Them!

I blame it on "New Horizons" - space scientists are shit at sensibly naming space probes. It's those pics of flat, flat Pluto plains - stretching like the Serengeti as far as the eye can see.

The thing is the whizz kids at NASA had expected to see a pox ridden Pluto - not a face washed with Camay. All this means is that in the last 100 million years there's been a significant re-arrangement of the sub planet's mush . They expected ol' Pluto to look a bit like the moon - full of craters, telling a story of cosmic bombardment billions of years ago, when our solar system wasn't a nice place to be in. Loads of large pieces of ice,rock and other exotics slamming into poor Pluto, and then nothing for a few billion years.

The Plutonic plains, smooth as a baby's bum, suggest activity less than 100 million years ago. Something happened not that long ago - when Diplodocus was munching its way thro' our primordial savanna. That something might have been major seismic activity: outpouring from Pluto's still warm interior.

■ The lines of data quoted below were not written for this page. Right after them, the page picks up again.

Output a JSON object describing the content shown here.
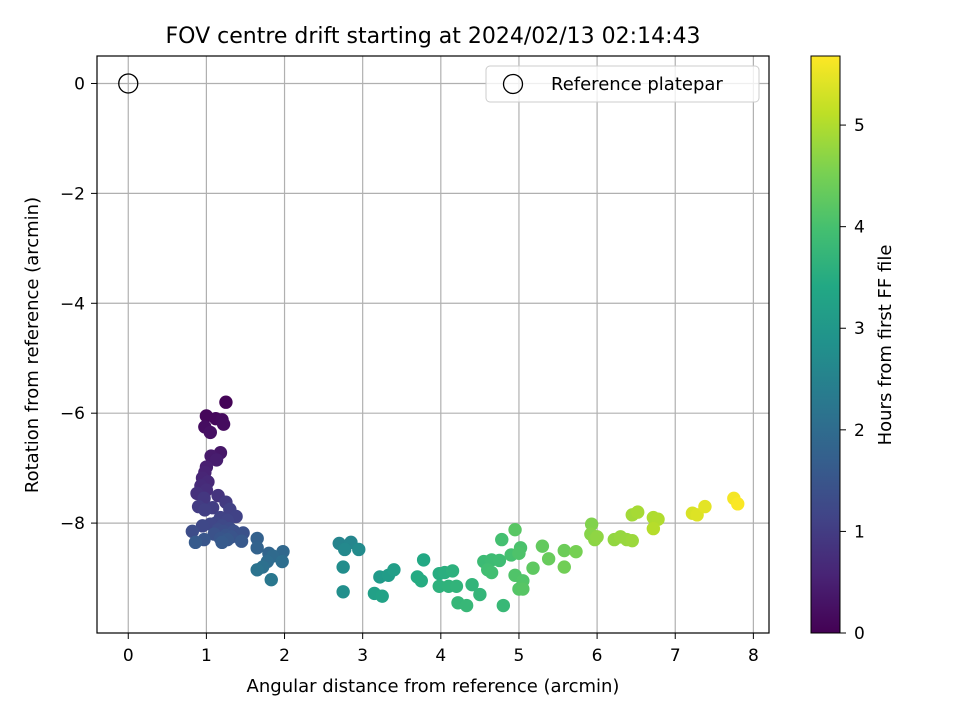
{
  "chart_data": {
    "type": "scatter",
    "title": "FOV centre drift starting at 2024/02/13 02:14:43",
    "xlabel": "Angular distance from reference (arcmin)",
    "ylabel": "Rotation from reference (arcmin)",
    "xlim": [
      -0.4,
      8.2
    ],
    "ylim": [
      -10.0,
      0.5
    ],
    "xticks": [
      0,
      1,
      2,
      3,
      4,
      5,
      6,
      7,
      8
    ],
    "xtick_labels": [
      "0",
      "1",
      "2",
      "3",
      "4",
      "5",
      "6",
      "7",
      "8"
    ],
    "yticks": [
      0,
      -2,
      -4,
      -6,
      -8
    ],
    "ytick_labels": [
      "0",
      "−2",
      "−4",
      "−6",
      "−8"
    ],
    "grid": true,
    "legend": {
      "placement": "top-right",
      "entries": [
        {
          "label": "Reference platepar",
          "marker": "open-circle"
        }
      ]
    },
    "reference_point": {
      "x": 0,
      "y": 0
    },
    "colorbar": {
      "label": "Hours from first FF file",
      "range": [
        0,
        5.68
      ],
      "ticks": [
        0,
        1,
        2,
        3,
        4,
        5
      ],
      "tick_labels": [
        "0",
        "1",
        "2",
        "3",
        "4",
        "5"
      ],
      "colormap": "viridis"
    },
    "points": [
      {
        "x": 1.25,
        "y": -5.8,
        "t": 0.05
      },
      {
        "x": 1.0,
        "y": -6.05,
        "t": 0.1
      },
      {
        "x": 1.12,
        "y": -6.1,
        "t": 0.12
      },
      {
        "x": 1.2,
        "y": -6.12,
        "t": 0.15
      },
      {
        "x": 1.22,
        "y": -6.2,
        "t": 0.18
      },
      {
        "x": 0.98,
        "y": -6.25,
        "t": 0.2
      },
      {
        "x": 1.05,
        "y": -6.35,
        "t": 0.25
      },
      {
        "x": 1.18,
        "y": -6.72,
        "t": 0.35
      },
      {
        "x": 1.06,
        "y": -6.78,
        "t": 0.4
      },
      {
        "x": 1.13,
        "y": -6.85,
        "t": 0.45
      },
      {
        "x": 1.0,
        "y": -6.98,
        "t": 0.5
      },
      {
        "x": 0.98,
        "y": -7.08,
        "t": 0.55
      },
      {
        "x": 0.95,
        "y": -7.18,
        "t": 0.6
      },
      {
        "x": 1.02,
        "y": -7.25,
        "t": 0.65
      },
      {
        "x": 0.93,
        "y": -7.32,
        "t": 0.7
      },
      {
        "x": 1.0,
        "y": -7.4,
        "t": 0.75
      },
      {
        "x": 0.88,
        "y": -7.46,
        "t": 0.8
      },
      {
        "x": 1.15,
        "y": -7.5,
        "t": 0.85
      },
      {
        "x": 0.97,
        "y": -7.55,
        "t": 0.9
      },
      {
        "x": 1.25,
        "y": -7.62,
        "t": 0.95
      },
      {
        "x": 0.9,
        "y": -7.7,
        "t": 1.0
      },
      {
        "x": 1.08,
        "y": -7.72,
        "t": 1.02
      },
      {
        "x": 0.98,
        "y": -7.76,
        "t": 1.05
      },
      {
        "x": 1.3,
        "y": -7.75,
        "t": 1.08
      },
      {
        "x": 1.38,
        "y": -7.88,
        "t": 1.1
      },
      {
        "x": 1.18,
        "y": -7.9,
        "t": 1.12
      },
      {
        "x": 1.27,
        "y": -7.95,
        "t": 1.15
      },
      {
        "x": 1.12,
        "y": -8.0,
        "t": 1.18
      },
      {
        "x": 1.05,
        "y": -8.02,
        "t": 1.2
      },
      {
        "x": 0.95,
        "y": -8.05,
        "t": 1.22
      },
      {
        "x": 1.2,
        "y": -8.05,
        "t": 1.25
      },
      {
        "x": 1.3,
        "y": -8.1,
        "t": 1.28
      },
      {
        "x": 1.15,
        "y": -8.12,
        "t": 1.3
      },
      {
        "x": 0.82,
        "y": -8.15,
        "t": 1.32
      },
      {
        "x": 1.22,
        "y": -8.15,
        "t": 1.35
      },
      {
        "x": 1.35,
        "y": -8.15,
        "t": 1.38
      },
      {
        "x": 1.47,
        "y": -8.18,
        "t": 1.4
      },
      {
        "x": 1.1,
        "y": -8.2,
        "t": 1.42
      },
      {
        "x": 1.25,
        "y": -8.22,
        "t": 1.45
      },
      {
        "x": 1.32,
        "y": -8.25,
        "t": 1.48
      },
      {
        "x": 1.18,
        "y": -8.28,
        "t": 1.5
      },
      {
        "x": 0.97,
        "y": -8.3,
        "t": 1.52
      },
      {
        "x": 1.27,
        "y": -8.3,
        "t": 1.55
      },
      {
        "x": 1.45,
        "y": -8.33,
        "t": 1.58
      },
      {
        "x": 1.2,
        "y": -8.35,
        "t": 1.6
      },
      {
        "x": 0.86,
        "y": -8.35,
        "t": 1.62
      },
      {
        "x": 1.65,
        "y": -8.28,
        "t": 1.75
      },
      {
        "x": 1.65,
        "y": -8.45,
        "t": 1.8
      },
      {
        "x": 1.8,
        "y": -8.55,
        "t": 1.85
      },
      {
        "x": 1.98,
        "y": -8.52,
        "t": 1.9
      },
      {
        "x": 1.85,
        "y": -8.6,
        "t": 1.95
      },
      {
        "x": 1.78,
        "y": -8.7,
        "t": 2.0
      },
      {
        "x": 1.97,
        "y": -8.7,
        "t": 2.05
      },
      {
        "x": 1.72,
        "y": -8.8,
        "t": 2.1
      },
      {
        "x": 1.65,
        "y": -8.85,
        "t": 2.15
      },
      {
        "x": 1.83,
        "y": -9.03,
        "t": 2.25
      },
      {
        "x": 2.7,
        "y": -8.37,
        "t": 2.55
      },
      {
        "x": 2.85,
        "y": -8.35,
        "t": 2.6
      },
      {
        "x": 2.77,
        "y": -8.48,
        "t": 2.65
      },
      {
        "x": 2.95,
        "y": -8.48,
        "t": 2.7
      },
      {
        "x": 2.75,
        "y": -8.8,
        "t": 2.75
      },
      {
        "x": 2.75,
        "y": -9.25,
        "t": 2.8
      },
      {
        "x": 3.22,
        "y": -8.98,
        "t": 3.05
      },
      {
        "x": 3.33,
        "y": -8.95,
        "t": 3.1
      },
      {
        "x": 3.4,
        "y": -8.85,
        "t": 3.15
      },
      {
        "x": 3.15,
        "y": -9.28,
        "t": 3.2
      },
      {
        "x": 3.25,
        "y": -9.33,
        "t": 3.25
      },
      {
        "x": 3.78,
        "y": -8.67,
        "t": 3.4
      },
      {
        "x": 3.7,
        "y": -8.98,
        "t": 3.45
      },
      {
        "x": 3.75,
        "y": -9.05,
        "t": 3.48
      },
      {
        "x": 3.98,
        "y": -8.92,
        "t": 3.5
      },
      {
        "x": 4.05,
        "y": -8.9,
        "t": 3.55
      },
      {
        "x": 4.15,
        "y": -8.87,
        "t": 3.6
      },
      {
        "x": 3.98,
        "y": -9.15,
        "t": 3.62
      },
      {
        "x": 4.1,
        "y": -9.15,
        "t": 3.65
      },
      {
        "x": 4.2,
        "y": -9.15,
        "t": 3.68
      },
      {
        "x": 4.4,
        "y": -9.12,
        "t": 3.7
      },
      {
        "x": 4.5,
        "y": -9.3,
        "t": 3.72
      },
      {
        "x": 4.22,
        "y": -9.45,
        "t": 3.75
      },
      {
        "x": 4.33,
        "y": -9.5,
        "t": 3.78
      },
      {
        "x": 4.8,
        "y": -9.5,
        "t": 3.8
      },
      {
        "x": 4.55,
        "y": -8.7,
        "t": 3.85
      },
      {
        "x": 4.65,
        "y": -8.67,
        "t": 3.88
      },
      {
        "x": 4.75,
        "y": -8.68,
        "t": 3.9
      },
      {
        "x": 4.6,
        "y": -8.85,
        "t": 3.92
      },
      {
        "x": 4.65,
        "y": -8.9,
        "t": 3.95
      },
      {
        "x": 4.78,
        "y": -8.3,
        "t": 3.98
      },
      {
        "x": 4.9,
        "y": -8.58,
        "t": 4.0
      },
      {
        "x": 5.02,
        "y": -8.45,
        "t": 4.05
      },
      {
        "x": 5.0,
        "y": -8.55,
        "t": 4.08
      },
      {
        "x": 4.95,
        "y": -8.95,
        "t": 4.1
      },
      {
        "x": 5.05,
        "y": -9.05,
        "t": 4.12
      },
      {
        "x": 5.0,
        "y": -9.2,
        "t": 4.15
      },
      {
        "x": 5.05,
        "y": -9.2,
        "t": 4.18
      },
      {
        "x": 4.95,
        "y": -8.12,
        "t": 4.2
      },
      {
        "x": 5.18,
        "y": -8.82,
        "t": 4.25
      },
      {
        "x": 5.3,
        "y": -8.42,
        "t": 4.3
      },
      {
        "x": 5.38,
        "y": -8.65,
        "t": 4.35
      },
      {
        "x": 5.58,
        "y": -8.5,
        "t": 4.4
      },
      {
        "x": 5.58,
        "y": -8.8,
        "t": 4.45
      },
      {
        "x": 5.73,
        "y": -8.52,
        "t": 4.5
      },
      {
        "x": 5.93,
        "y": -8.02,
        "t": 4.6
      },
      {
        "x": 5.92,
        "y": -8.2,
        "t": 4.65
      },
      {
        "x": 5.97,
        "y": -8.3,
        "t": 4.7
      },
      {
        "x": 6.0,
        "y": -8.25,
        "t": 4.72
      },
      {
        "x": 6.22,
        "y": -8.3,
        "t": 4.75
      },
      {
        "x": 6.3,
        "y": -8.25,
        "t": 4.78
      },
      {
        "x": 6.38,
        "y": -8.3,
        "t": 4.8
      },
      {
        "x": 6.45,
        "y": -8.32,
        "t": 4.82
      },
      {
        "x": 6.45,
        "y": -7.85,
        "t": 4.88
      },
      {
        "x": 6.52,
        "y": -7.8,
        "t": 4.92
      },
      {
        "x": 6.72,
        "y": -7.9,
        "t": 4.98
      },
      {
        "x": 6.78,
        "y": -7.93,
        "t": 5.0
      },
      {
        "x": 6.72,
        "y": -8.1,
        "t": 5.05
      },
      {
        "x": 7.22,
        "y": -7.82,
        "t": 5.35
      },
      {
        "x": 7.28,
        "y": -7.85,
        "t": 5.4
      },
      {
        "x": 7.38,
        "y": -7.7,
        "t": 5.45
      },
      {
        "x": 7.75,
        "y": -7.55,
        "t": 5.6
      },
      {
        "x": 7.8,
        "y": -7.65,
        "t": 5.65
      }
    ]
  }
}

Which is when I start to worry.  You've heard about the Deccan Traps haven't you? Some 66 million years ago the Earth burped: and spewed out a volume of  lava enough to cover half of India. It's still there, but after 60 million odd years it's not that obvious. Some scientists, however, suggest that it, along with a fucking great meteor slamming into what is now CancĂșn, around the same time: well, good night Vienna for the sauropods and their friends.

This is where I start to worry. We may not be as stupid as Jurassic Joe, but frankly we have difficulty coping with a wi-fi outage. I don't think planet Earth has completely settled down - like the Moon - which is good in one sense, 'cause if it had we'd be in r..e..a..l trouble. But if it's still full of plate tectonic vigour and deep plume up swellings, what's to stop another Deccan Traps happening. Leaving much of humanity buried deep in volcanic ash or wondering why the sun's disappeared and the strawberries at Wimbledon weren't up to scratch.

The trouble is, I start thinking like this and it's "2012", "Prometheus" and "Interstellar" rolled into one. But hold on to this and it's extremely powerful. We'd never be here if the Earth suffered regular catastrophes. You need an undisturbed period of cosmic quiet for life to evolve from small mammals, left after the near extinction of the dinosaurs - don't forget the birds  - to us. Regular cosmic impacts are inimical to advanced life forms.

Unless, of course, you're a Creationist, in which case all bets are off.  


Comments

Steve said…
All this and an imminent pole shift due any moment.

This is why I've put my name down for the Mars mission.
Marginalia said…
Imminent pole shift: no one mentioned that at the last meeting of my Doomsday club.
Mr and Mrs said…
We think we are creationists. My husband questions why god would spend billions of years making something which could be delivered more quickly.